Zmyślny Dawkins powiada, że jesteśmy maszynami genowo-memowymi, a reszta jest złudą. Tłum jego wyznawców z radością powtarza: „Tak, jesteśmy maszynami! Tylko moherowe barany marzą o czymś więcej.” Życie jest formą istnienia białka, a jeżeli nawet w kominie coś załka, to będzie to zjawisko aerodynamiczne, przepływ gazu, drgania i tyle. Ależ to mądre: czego nie potrafię udowodnić, czego nie potrafię zmierzyć, tego nie ma. Zenon z Elei udowodnił niemożliwość ruchu – czy i dziś mam zastygnąć w martwocie? Dziecko bawiące się w chowanego zamyka oczy i myśli, że nikt go nie widzi. Jaka to naiwność, jaka arogancja!

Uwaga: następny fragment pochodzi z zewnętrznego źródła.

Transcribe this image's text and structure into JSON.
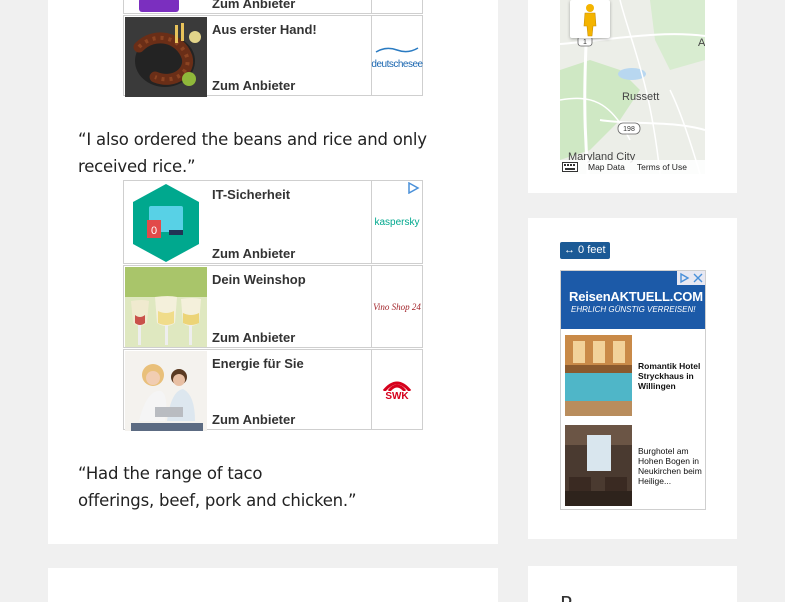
{
  "ads": [
    {
      "title": "",
      "cta": "Zum Anbieter",
      "logo": ""
    },
    {
      "title": "Aus erster Hand!",
      "cta": "Zum Anbieter",
      "logo": "deutschesee"
    },
    {
      "title": "IT-Sicherheit",
      "cta": "Zum Anbieter",
      "logo": "kaspersky"
    },
    {
      "title": "Dein Weinshop",
      "cta": "Zum Anbieter",
      "logo": "Vino Shop 24"
    },
    {
      "title": "Energie für Sie",
      "cta": "Zum Anbieter",
      "logo": "SWK"
    }
  ],
  "quotes": [
    {
      "line1": "“I also ordered the beans and rice and only",
      "line2": "received rice.”"
    },
    {
      "line1": "“Had the range of taco",
      "line2": "offerings, beef, pork and chicken.”"
    }
  ],
  "map": {
    "places": [
      "Russett",
      "Maryland City"
    ],
    "routes": [
      "1",
      "198"
    ],
    "footer_data": "Map Data",
    "footer_terms": "Terms of Use",
    "edge_letter": "A"
  },
  "scale": "↔ 0 feet",
  "reisen": {
    "brand": "ReisenAKTUELL.COM",
    "tagline": "EHRLICH GÜNSTIG VERREISEN!",
    "items": [
      {
        "text": "Romantik Hotel Stryckhaus in Willingen"
      },
      {
        "text": "Burghotel am Hohen Bogen in Neukirchen beim Heilige..."
      }
    ]
  },
  "sidebar_heading": "R",
  "colors": {
    "accent": "#1b5a96",
    "reisen_blue": "#1c5aa8",
    "kaspersky": "#00a88e",
    "swk": "#d6001c"
  }
}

Dawkins mi mówi: niemożliwe,
Dawkins mi mówi: mnie się zdaje,
a Dawkins nigdy nie zrozumie,
co to jest Tango Anawa!
Wszystko się da wyliczyć, da się zoptymalizować. Miałbyś cierpieć? Usuniemy ci cierpienie, razem z tobą. Produkcja, wzrost, redukcja kosztów. Masz jednoznaczny numer, jesteś zapisem na dysku, stanem konta, billingiem, trajektorią według GPS-u. Reszta jest uciążliwym dodatkiem.
A Marek Grechuta śpiewa:
…błękitne szerokie okna
i jasne smugi od lamp
i twoja postać, jasna postać
taką cię znam
taką cię znam…
I dalej:
Jak rozpoznać ludzi, których już nie znamy?

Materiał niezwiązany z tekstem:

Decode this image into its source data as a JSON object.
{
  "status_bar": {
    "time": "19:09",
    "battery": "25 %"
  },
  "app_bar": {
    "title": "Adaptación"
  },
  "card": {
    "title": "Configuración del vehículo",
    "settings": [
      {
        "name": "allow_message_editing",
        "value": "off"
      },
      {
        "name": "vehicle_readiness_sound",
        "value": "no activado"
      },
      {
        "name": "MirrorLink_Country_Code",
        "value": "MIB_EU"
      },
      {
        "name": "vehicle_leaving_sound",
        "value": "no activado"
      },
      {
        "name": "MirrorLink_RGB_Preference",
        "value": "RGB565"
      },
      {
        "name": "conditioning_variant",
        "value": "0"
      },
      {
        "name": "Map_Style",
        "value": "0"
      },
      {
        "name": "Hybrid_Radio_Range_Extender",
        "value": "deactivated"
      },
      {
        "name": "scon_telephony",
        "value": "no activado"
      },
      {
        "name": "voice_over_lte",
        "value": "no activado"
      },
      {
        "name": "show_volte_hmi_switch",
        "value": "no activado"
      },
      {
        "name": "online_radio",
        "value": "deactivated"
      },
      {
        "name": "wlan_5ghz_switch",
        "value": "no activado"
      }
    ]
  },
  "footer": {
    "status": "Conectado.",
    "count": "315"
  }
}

Jak pozbierać myśli z tych nie poskładanych?
Jak odnaleźć nagle radość i nadzieję ?
Odpowiedzi szukaj, czasu jest niewiele …
Dam głowę, że kiedyś tego czasu było tak wiele, ale to było kiedyś. I wiele z tych dni, których jeszcze nie znaliśmy wtedy, dziś już jest za nami.

Wychodzę na podwórze, spoglądam na niebo. Mroźno. Strumyczek fotonów pobudza moje nerwy wzrokowe. Sygnały się kondensują, przechodzą przez corpus callosum, płaty czołowe rozpoznają: Gwiazda Wieczorna, Wenus. Ta sama, co przed pół wiekiem nad leśniczówką Pranie. Ta sama tęsknota. Co pozostanie po Gałczyńskim, co po Grechucie? Co pozostanie po mnie? Pamięć w nieistniejących duszach? Zapis nut i wierszy, resztki drgania molekuł powietrza, obraz w neuronach? A gdy spłonie ostatni arkusz nut, gdy wiatr rozwieje popiół, a dźwięk rozpłynie się w hałasie dnia – co ocaleje? To coś, to ulotne coś, czego nie potrafię zdefiniować, czego może nie ma, ale co przecież jednak jest. To coś.